Understanding a clinical trial’s broccoli sprout amount

To follow up Week 2 of Changing an inflammatory phenotype with broccoli sprouts, I contacted the model clinical trial’s corresponding coauthor to clarify a citation. Our correspondence was as follows:

Hello Dr.! Could you further describe Citation 11 of your 2018 clinical study Effects of long-term consumption of broccoli sprouts on inflammatory markers in overweight subjects or say where it may be found? “Services, F. a. D. A. F. U. D. o. H. a. H., 2001.” was cited for 30 grams of fresh broccoli sprouts being a half-serving.


Ref. 11. Sulforaphane: translational research from laboratory bench to clinic CA Houghton, RG Fassett, JS Coombes – Nutrition reviews, 2013.

If you check in the table 2, about clinical trials, different studies using broccoli sprouts were establishing daily dosage around 60 g/day (e.g. 56 – 68, etc.). In a similar way, in our previous studies for bioavailability with broccoli sprouts (Domínguez-Perles et al.) we also considered 30 g and 60 g was 1/2 and 1 portion per day, respectively, of broccoli sprouts.

When we carried out tests with consumers, previous to the bioavailability studies (Domínguez-Perles et al., Baenas et al.), higher amounts per day, were not easy to consume and to get eaten by participants. The people or general public in Spain is not very familiar (yet) with these fresh sprouts as may be in USA, or UK, for example. That why we took a “realistic” amount of broccoli sprouts per day, to be incorporated in daily diet.

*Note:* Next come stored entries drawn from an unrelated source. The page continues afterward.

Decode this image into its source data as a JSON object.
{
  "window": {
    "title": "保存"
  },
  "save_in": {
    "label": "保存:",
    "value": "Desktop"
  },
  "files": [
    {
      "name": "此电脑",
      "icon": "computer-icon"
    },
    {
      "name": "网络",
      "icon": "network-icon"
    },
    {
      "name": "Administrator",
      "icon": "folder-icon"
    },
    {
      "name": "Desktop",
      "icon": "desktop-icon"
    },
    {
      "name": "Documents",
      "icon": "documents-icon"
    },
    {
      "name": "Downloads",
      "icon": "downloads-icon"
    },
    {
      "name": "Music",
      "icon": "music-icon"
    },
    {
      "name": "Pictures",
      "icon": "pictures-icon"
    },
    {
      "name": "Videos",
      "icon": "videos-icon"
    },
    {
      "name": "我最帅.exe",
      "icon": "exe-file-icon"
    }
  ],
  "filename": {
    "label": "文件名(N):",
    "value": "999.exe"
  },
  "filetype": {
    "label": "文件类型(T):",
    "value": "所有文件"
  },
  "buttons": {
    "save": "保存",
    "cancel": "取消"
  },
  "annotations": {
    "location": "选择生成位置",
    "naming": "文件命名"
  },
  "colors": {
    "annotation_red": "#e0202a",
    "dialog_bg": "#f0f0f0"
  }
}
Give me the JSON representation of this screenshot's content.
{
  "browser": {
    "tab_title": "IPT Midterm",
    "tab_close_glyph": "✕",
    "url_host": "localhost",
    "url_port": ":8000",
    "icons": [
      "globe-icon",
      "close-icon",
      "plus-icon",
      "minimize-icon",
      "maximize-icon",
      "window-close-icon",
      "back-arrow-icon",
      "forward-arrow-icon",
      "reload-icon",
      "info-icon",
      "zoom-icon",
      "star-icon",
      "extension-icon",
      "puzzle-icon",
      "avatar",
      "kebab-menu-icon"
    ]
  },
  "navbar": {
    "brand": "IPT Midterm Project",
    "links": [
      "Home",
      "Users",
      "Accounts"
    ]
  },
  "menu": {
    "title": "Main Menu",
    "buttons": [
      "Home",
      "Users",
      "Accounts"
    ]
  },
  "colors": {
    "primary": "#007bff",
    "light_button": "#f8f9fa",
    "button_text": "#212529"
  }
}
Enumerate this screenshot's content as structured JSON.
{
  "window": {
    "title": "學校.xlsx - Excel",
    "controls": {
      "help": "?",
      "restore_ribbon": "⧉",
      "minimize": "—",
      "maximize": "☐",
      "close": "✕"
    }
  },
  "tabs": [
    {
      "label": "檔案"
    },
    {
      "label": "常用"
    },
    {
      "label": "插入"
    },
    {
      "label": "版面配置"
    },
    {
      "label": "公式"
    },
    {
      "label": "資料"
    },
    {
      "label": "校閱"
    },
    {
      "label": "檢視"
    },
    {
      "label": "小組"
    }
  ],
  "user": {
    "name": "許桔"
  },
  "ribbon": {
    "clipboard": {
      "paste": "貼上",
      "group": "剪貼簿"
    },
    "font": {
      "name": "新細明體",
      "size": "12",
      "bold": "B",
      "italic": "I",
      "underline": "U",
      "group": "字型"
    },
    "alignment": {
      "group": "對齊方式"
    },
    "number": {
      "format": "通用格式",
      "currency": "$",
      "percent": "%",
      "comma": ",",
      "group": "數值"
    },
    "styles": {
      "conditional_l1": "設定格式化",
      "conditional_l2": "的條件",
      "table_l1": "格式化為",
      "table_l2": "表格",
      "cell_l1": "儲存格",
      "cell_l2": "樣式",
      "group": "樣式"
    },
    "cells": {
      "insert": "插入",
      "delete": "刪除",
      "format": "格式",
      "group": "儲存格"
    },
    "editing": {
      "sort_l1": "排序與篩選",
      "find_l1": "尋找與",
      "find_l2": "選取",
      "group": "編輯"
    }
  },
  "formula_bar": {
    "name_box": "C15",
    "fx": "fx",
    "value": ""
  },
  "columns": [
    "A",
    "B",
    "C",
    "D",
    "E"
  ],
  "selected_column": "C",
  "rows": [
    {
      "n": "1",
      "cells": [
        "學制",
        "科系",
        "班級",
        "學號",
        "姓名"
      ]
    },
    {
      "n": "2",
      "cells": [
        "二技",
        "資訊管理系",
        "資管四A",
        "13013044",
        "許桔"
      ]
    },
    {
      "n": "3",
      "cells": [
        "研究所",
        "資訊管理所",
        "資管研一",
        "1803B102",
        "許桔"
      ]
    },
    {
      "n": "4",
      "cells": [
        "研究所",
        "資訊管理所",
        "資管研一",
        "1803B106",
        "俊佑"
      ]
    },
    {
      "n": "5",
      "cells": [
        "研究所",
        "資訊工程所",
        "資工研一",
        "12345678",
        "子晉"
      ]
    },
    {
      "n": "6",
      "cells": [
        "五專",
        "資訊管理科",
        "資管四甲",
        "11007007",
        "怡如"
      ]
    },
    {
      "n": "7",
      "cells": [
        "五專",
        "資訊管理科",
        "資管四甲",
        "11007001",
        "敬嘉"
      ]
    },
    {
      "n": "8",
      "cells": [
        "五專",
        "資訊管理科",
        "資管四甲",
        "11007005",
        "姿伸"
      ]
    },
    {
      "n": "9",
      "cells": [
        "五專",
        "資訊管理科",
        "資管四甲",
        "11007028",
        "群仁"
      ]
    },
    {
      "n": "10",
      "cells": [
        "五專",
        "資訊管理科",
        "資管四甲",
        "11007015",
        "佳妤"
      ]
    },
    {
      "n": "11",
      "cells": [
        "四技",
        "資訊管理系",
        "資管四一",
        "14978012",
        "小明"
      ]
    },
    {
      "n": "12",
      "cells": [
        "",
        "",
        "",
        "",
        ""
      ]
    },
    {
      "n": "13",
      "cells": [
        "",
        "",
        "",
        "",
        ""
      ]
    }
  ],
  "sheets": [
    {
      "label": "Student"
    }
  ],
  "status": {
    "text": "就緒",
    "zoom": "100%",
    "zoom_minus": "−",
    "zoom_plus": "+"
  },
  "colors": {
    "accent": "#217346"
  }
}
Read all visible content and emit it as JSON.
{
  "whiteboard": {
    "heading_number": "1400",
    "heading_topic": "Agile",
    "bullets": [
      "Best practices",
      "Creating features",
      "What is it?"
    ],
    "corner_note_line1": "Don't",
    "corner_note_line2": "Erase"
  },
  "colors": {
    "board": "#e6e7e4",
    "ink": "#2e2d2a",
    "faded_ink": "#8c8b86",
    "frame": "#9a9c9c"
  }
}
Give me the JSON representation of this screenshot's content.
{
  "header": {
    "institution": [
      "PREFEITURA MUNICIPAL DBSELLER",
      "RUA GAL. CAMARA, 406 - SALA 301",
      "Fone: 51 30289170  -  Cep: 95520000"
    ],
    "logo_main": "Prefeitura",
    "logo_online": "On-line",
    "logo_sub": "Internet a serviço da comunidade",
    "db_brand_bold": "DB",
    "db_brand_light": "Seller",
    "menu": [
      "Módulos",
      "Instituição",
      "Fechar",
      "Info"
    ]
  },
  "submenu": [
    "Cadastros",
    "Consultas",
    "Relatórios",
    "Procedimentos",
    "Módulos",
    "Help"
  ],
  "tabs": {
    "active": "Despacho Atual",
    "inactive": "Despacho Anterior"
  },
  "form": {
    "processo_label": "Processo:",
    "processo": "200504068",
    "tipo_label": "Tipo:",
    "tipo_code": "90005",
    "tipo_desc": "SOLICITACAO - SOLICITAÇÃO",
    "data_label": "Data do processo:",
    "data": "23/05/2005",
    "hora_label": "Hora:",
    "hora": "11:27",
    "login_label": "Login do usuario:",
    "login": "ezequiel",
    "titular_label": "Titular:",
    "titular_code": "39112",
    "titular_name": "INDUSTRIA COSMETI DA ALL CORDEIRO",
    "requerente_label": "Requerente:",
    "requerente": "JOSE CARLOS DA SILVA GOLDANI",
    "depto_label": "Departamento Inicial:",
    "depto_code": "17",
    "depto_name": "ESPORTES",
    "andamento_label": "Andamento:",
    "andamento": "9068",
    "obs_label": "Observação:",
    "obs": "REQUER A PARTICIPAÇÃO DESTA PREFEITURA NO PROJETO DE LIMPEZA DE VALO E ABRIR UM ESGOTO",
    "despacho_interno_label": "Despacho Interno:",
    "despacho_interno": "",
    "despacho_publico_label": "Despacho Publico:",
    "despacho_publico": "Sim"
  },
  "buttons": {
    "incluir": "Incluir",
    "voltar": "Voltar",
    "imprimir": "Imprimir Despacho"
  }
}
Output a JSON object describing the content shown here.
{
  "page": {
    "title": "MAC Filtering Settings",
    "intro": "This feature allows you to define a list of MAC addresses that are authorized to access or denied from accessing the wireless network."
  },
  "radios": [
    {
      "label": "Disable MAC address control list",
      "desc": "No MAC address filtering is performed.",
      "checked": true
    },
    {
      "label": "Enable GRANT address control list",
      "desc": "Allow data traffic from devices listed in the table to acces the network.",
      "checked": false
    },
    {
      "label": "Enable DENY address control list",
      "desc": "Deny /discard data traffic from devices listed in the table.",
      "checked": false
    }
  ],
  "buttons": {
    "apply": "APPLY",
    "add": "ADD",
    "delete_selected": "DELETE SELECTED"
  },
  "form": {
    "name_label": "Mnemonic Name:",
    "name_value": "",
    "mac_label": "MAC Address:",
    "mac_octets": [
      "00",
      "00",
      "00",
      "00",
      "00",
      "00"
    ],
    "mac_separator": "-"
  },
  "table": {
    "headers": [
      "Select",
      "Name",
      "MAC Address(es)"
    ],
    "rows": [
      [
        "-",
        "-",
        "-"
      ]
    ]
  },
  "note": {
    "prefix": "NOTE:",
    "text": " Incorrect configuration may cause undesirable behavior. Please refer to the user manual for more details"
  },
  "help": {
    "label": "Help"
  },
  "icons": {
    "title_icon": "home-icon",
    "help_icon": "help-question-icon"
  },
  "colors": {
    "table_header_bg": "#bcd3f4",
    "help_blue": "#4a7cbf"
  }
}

Of course, with higher amounts we could even probably see better results, but that would not be realistic for a food to be incorporated in daily diet – the purpose of the “prevention” perspective of this work.

I hope that I help you to understand why we selected that amount or the doubts about it. Thank you very much for your interest in the work.


Thank you very much Dr.! It’s encouraging that healthy people were the subjects of your 2018 clinical trial.

May I obtain your permission to use your excellent explanation as a follow up to my blog post?

I and several other people are using your study as the model to improve our health during this lockdown. There have been a lot of errors on my part, but our methods are improving.


Yes, you can use the information, of course. The participants were “healthy” overweight subjects (without medication or treatments of any disease, just adults with overweight). Please, keep safe and have a nice week.


Attached to the last email was his latest coauthored review The Role of Brassica Bioactives on Human Health: Are We Studying It the Right Way? published March 30, 2020, curated in Reviewing clinical trials of broccoli sprouts and their compounds.

“Figure 1 – General scheme of the glucosinolates (GSLs) and common hydrolysis products. ESP: Epithiospecifer proteins.”